Patient-oriented research is done in partnership with patients to benefit from their unique lived experiences. Canada’s Strategy for Patient-Oriented Research (SPOR), a national initiative led by Canadian Institutes of Health Research (CIHR), was developed to help make patient-oriented research a reality in Canada.

But why is patient, public and community partner engagement in health research important? Simply put — it improves the quality of research and, as health care providers utilize research evidence in their practice, improves the quality of care.

Research has also shown beneficial impacts of patient and public involvement on the people involved in research. The first international systematic review focused on the impact of patient and public involvement on service users, researchers and communities. Among the main results, service users reported feeling empowered and valued, gaining confidence and life skills. Researchers developed a greater understanding and insight into their research area, gaining respect and a good rapport with the community. The community involved in research became more aware and knowledgeable about their condition.

Engaging patient, public and community partners helps researchers identify gaps and prioritize the research questions and outcomes that matter to patients and members of the research-engaged public.

Meaningful engagement ensures partner perspectives, experiences, expertise and voices are brought into the governance, funding, conduct, dissemination and use of health research. It improves transparency, ensures research is responsive to the needs of those it serves, and helps to close the gap between health research and its uptake in policy and care.

There are various ways in which patient, public and community partners can be engaged in health research. They can participate on advisory committees and governance councils, and be application reviewers for research funding competitions. They can help identify and refine research questions and advise on how research should be conducted to improve recruitment and retention. They can ensure ethically and culturally safe research methods are followed. They can also help interpret the research findings and share them with their communities and other non-academic stakeholders. A video introduction to patient, public and community partner engagement can be found on our website.

Last year, when Michael Smith Foundation for Health Research and the BC Academic Health Science Network consolidated to become Michael Smith Health Research BC it meant that together we could produce a combined effect greater than the sum of our separate efforts. The collaborations made possible because of the consolidation are already sparking innovations in funding program design and delivery.

One such innovation is the introduction of patient, public and community partner review in Health Research BC’s 2022 Health Professional-Investigator (HP-I) competition.

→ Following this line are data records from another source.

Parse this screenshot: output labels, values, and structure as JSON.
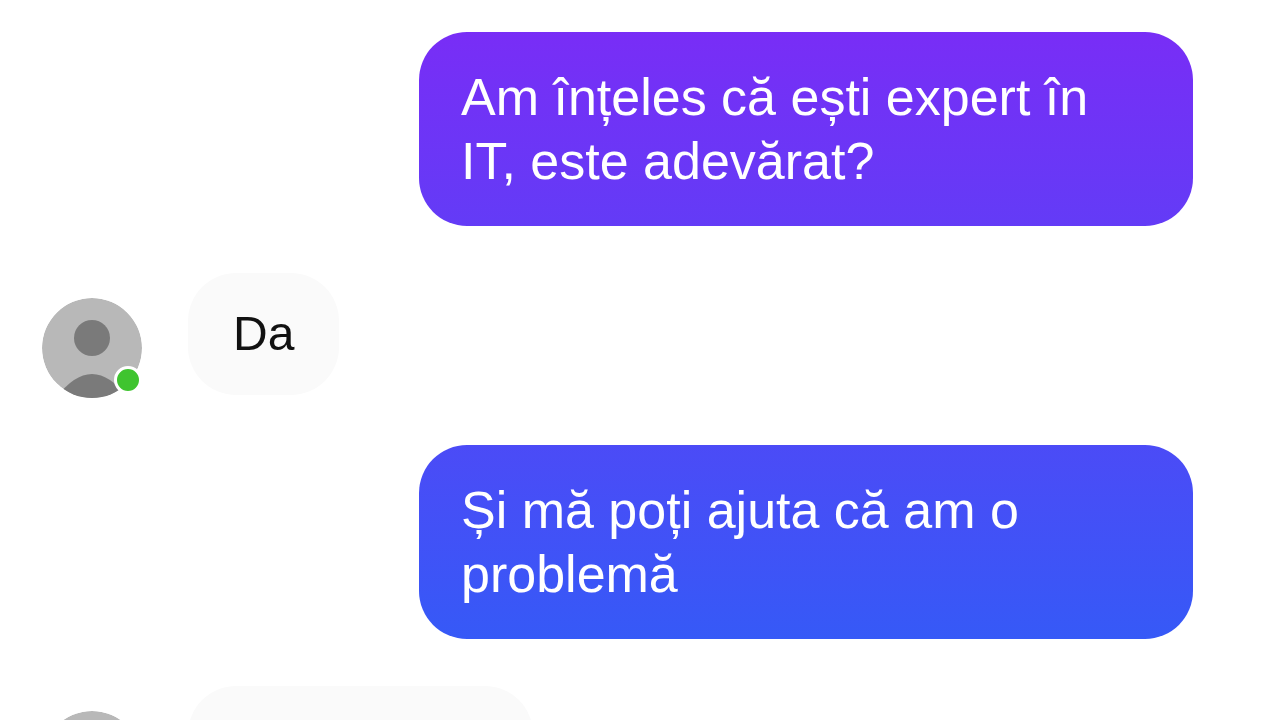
{
  "messages": [
    {
      "kind": "sent",
      "text": "Am înțeles că ești expert în IT, este adevărat?"
    },
    {
      "kind": "received",
      "text": "Da",
      "avatar_online": true
    },
    {
      "kind": "sent",
      "text": "Și mă poți ajuta că am o problemă"
    },
    {
      "kind": "received"
    }
  ]
}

This will achieve two purposes: it will support health professionals (including physicians, nurses, psychologists, and more) actively involved in patient care to include patient, public and community partner engagement in their research programs; and, it will bring partner voices as application reviewers to the competition. The BC SUPPORT Unit, which is now part of Health Research BC, will support patient, public and community partner review and work with applicants to integrate partner engagement in their research programs.

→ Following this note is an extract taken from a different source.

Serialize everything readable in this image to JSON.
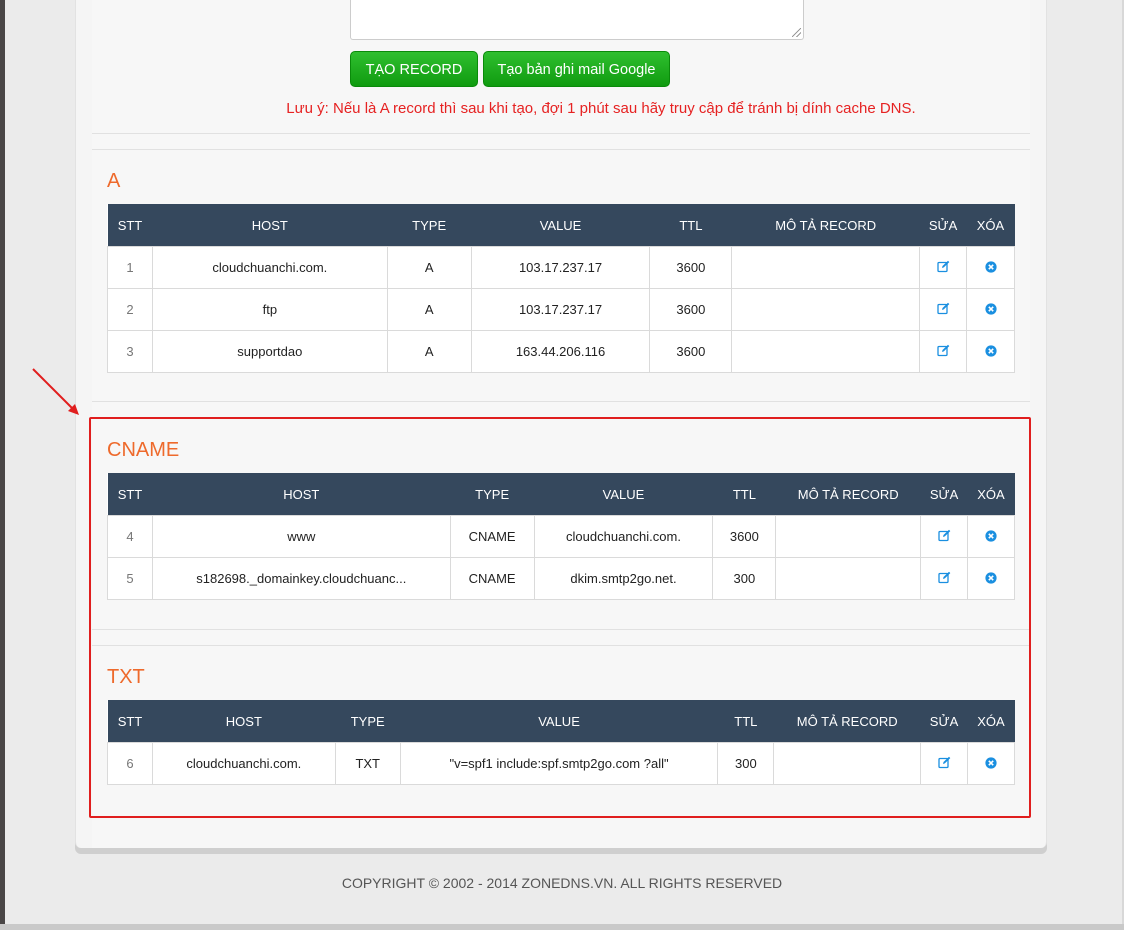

For the 2022 HP-I competition, patient, public and community partner reviewers will comment on the application lay summary, the importance and feasibility of the proposed research, and the proposed partner engagement activities. Their comments will help the applicants refine their research program and partner engagement activities. Health Research BC will provide additional funding to support the costs of partner engagement activities and continue to support and evaluate them throughout the duration of the award.

From September to December 2022, reviewers will receive training, conduct application reviews and participate in committee meetings. Following an iterative process where applicants will have the opportunity to respond to reviewer feedback and refine their partner engagement plans, we expect to have funding decisions in March 2023. For more information about the competition design and timelines, please review the applicant webinar slides.

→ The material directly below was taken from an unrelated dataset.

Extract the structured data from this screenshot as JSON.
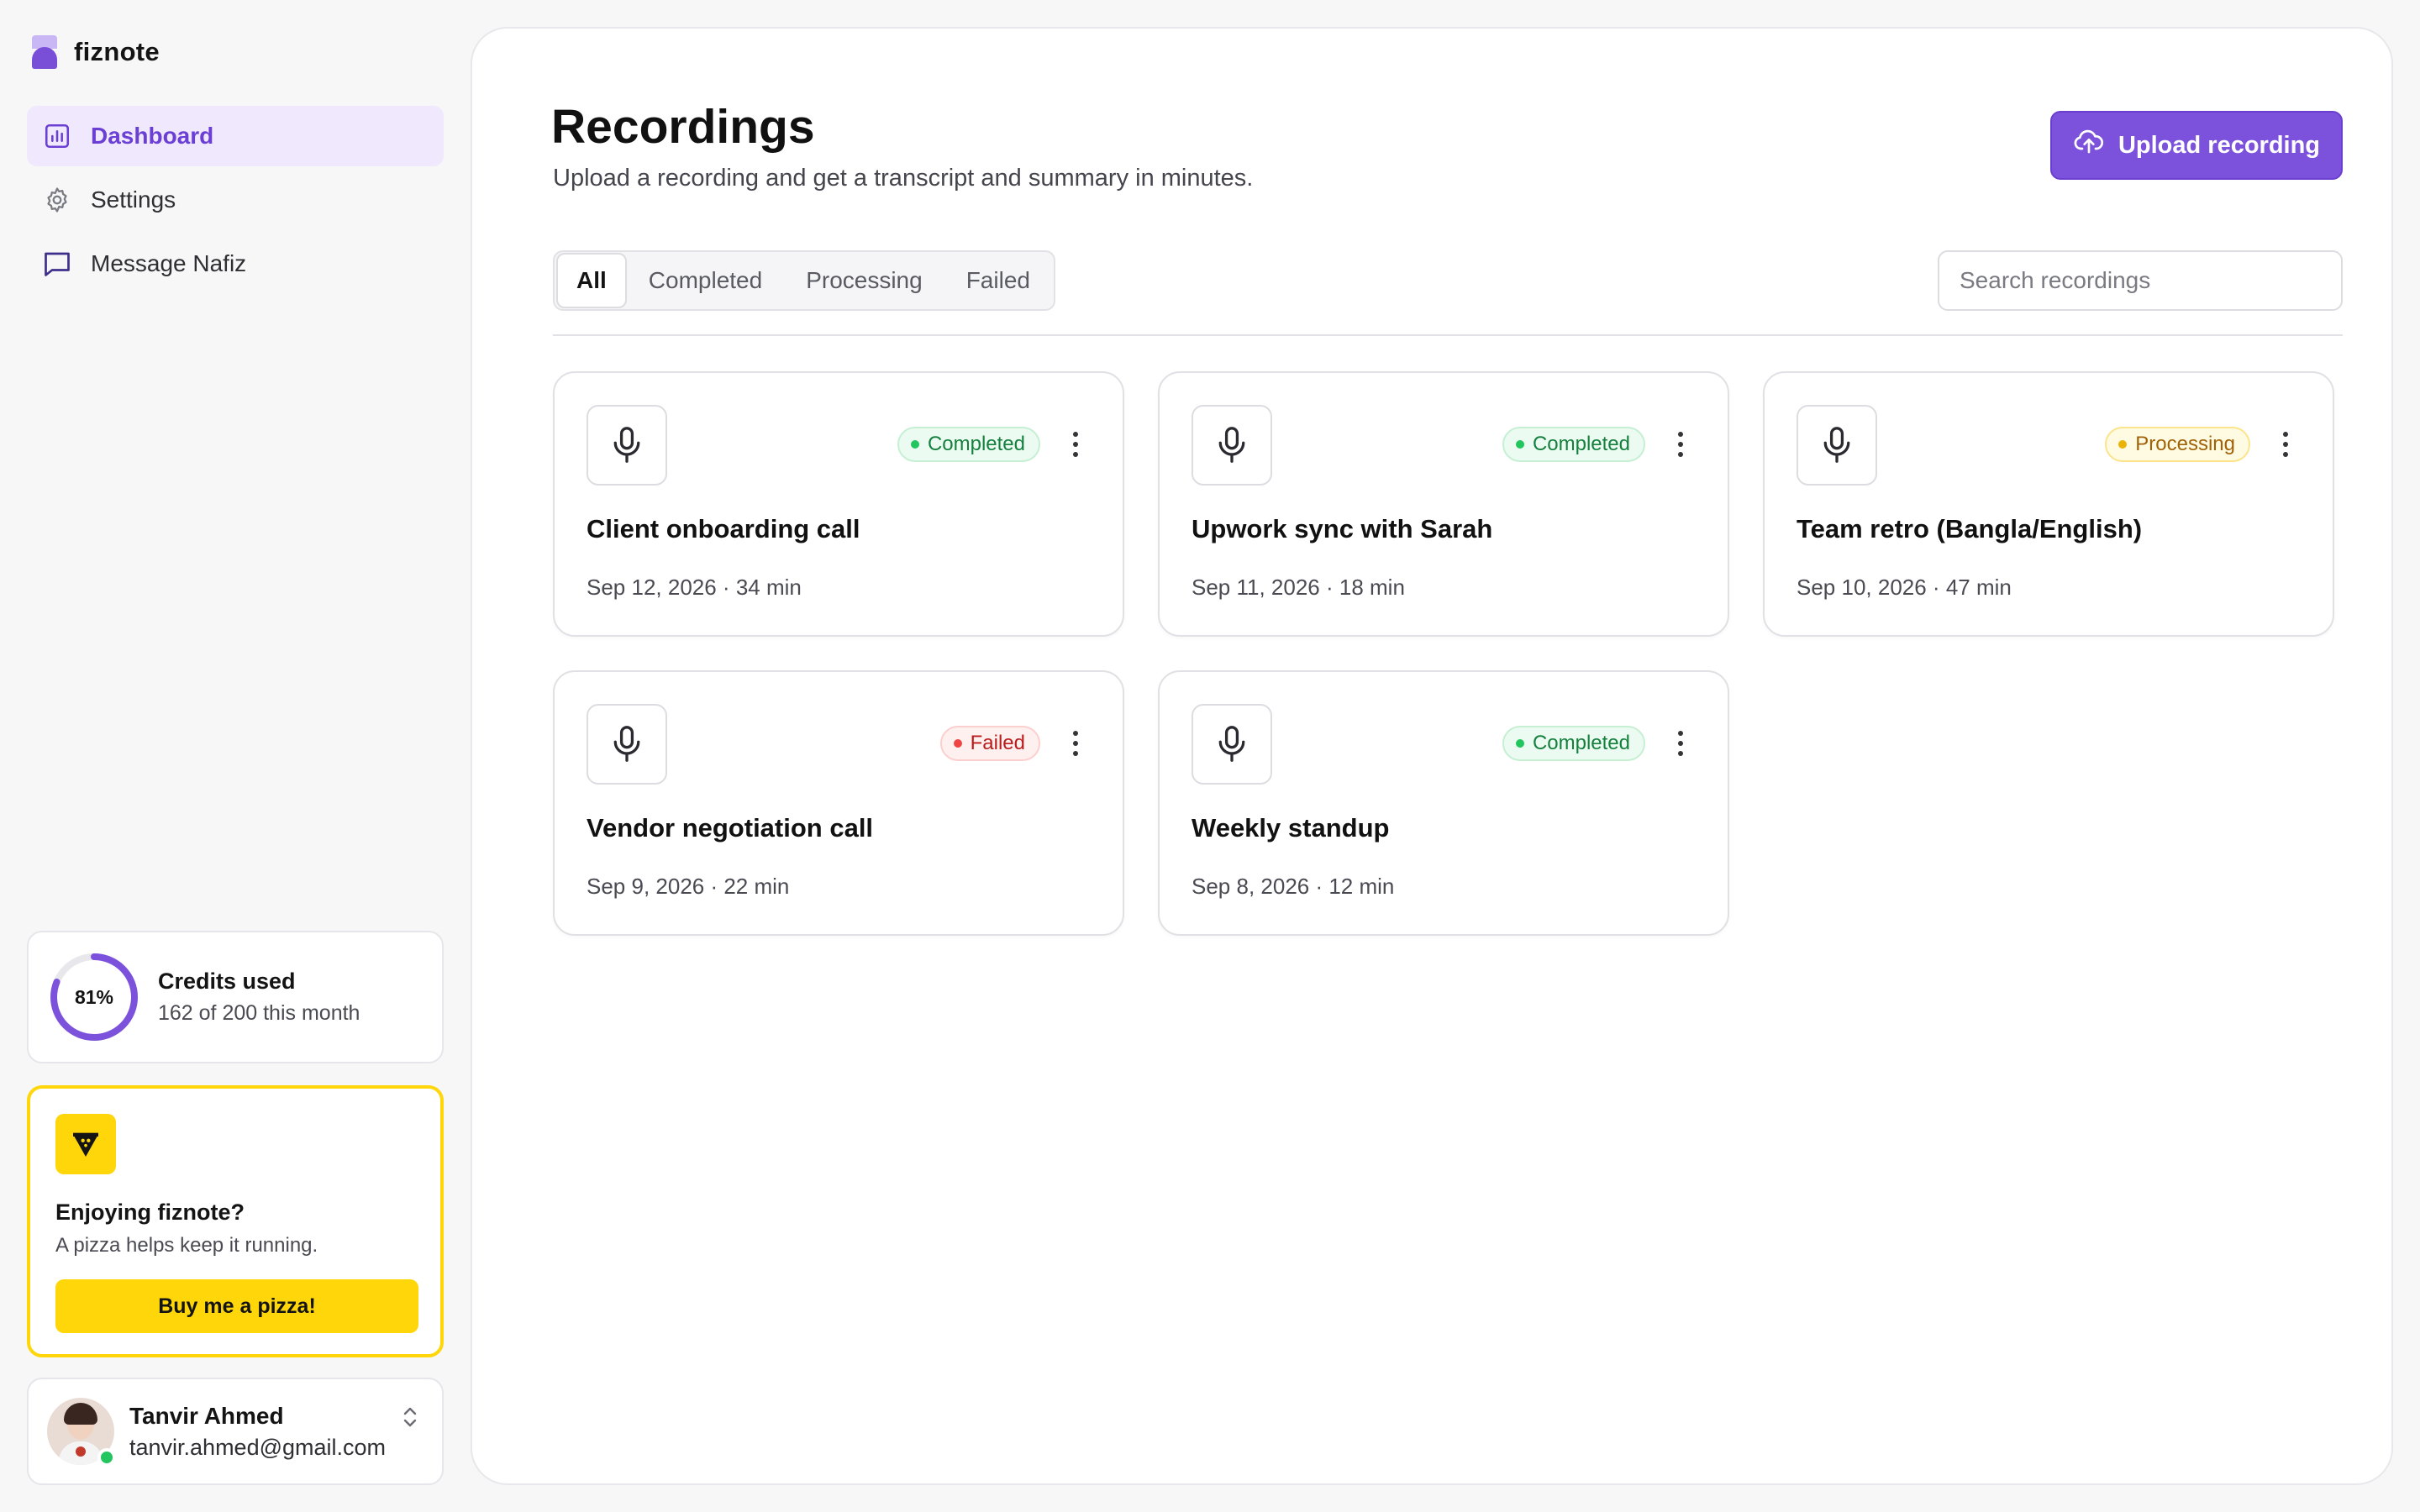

We will be listening to feedback from stakeholders with the goal of learning how we can improve our processes and better support patient, public and community partner engagement at Health Research BC.

We are pleased to support the development of partner engagement skills for researchers who work at the interface of science and patient care.

And while doing this work, we are always guided by the fact that meaningful engagement respects the partner’s unique experiential knowledge and insight, ensures that the partner’s involvement is shaped by their own interests and skills, and is based in their lived or living experience with the health issue or focus of the research.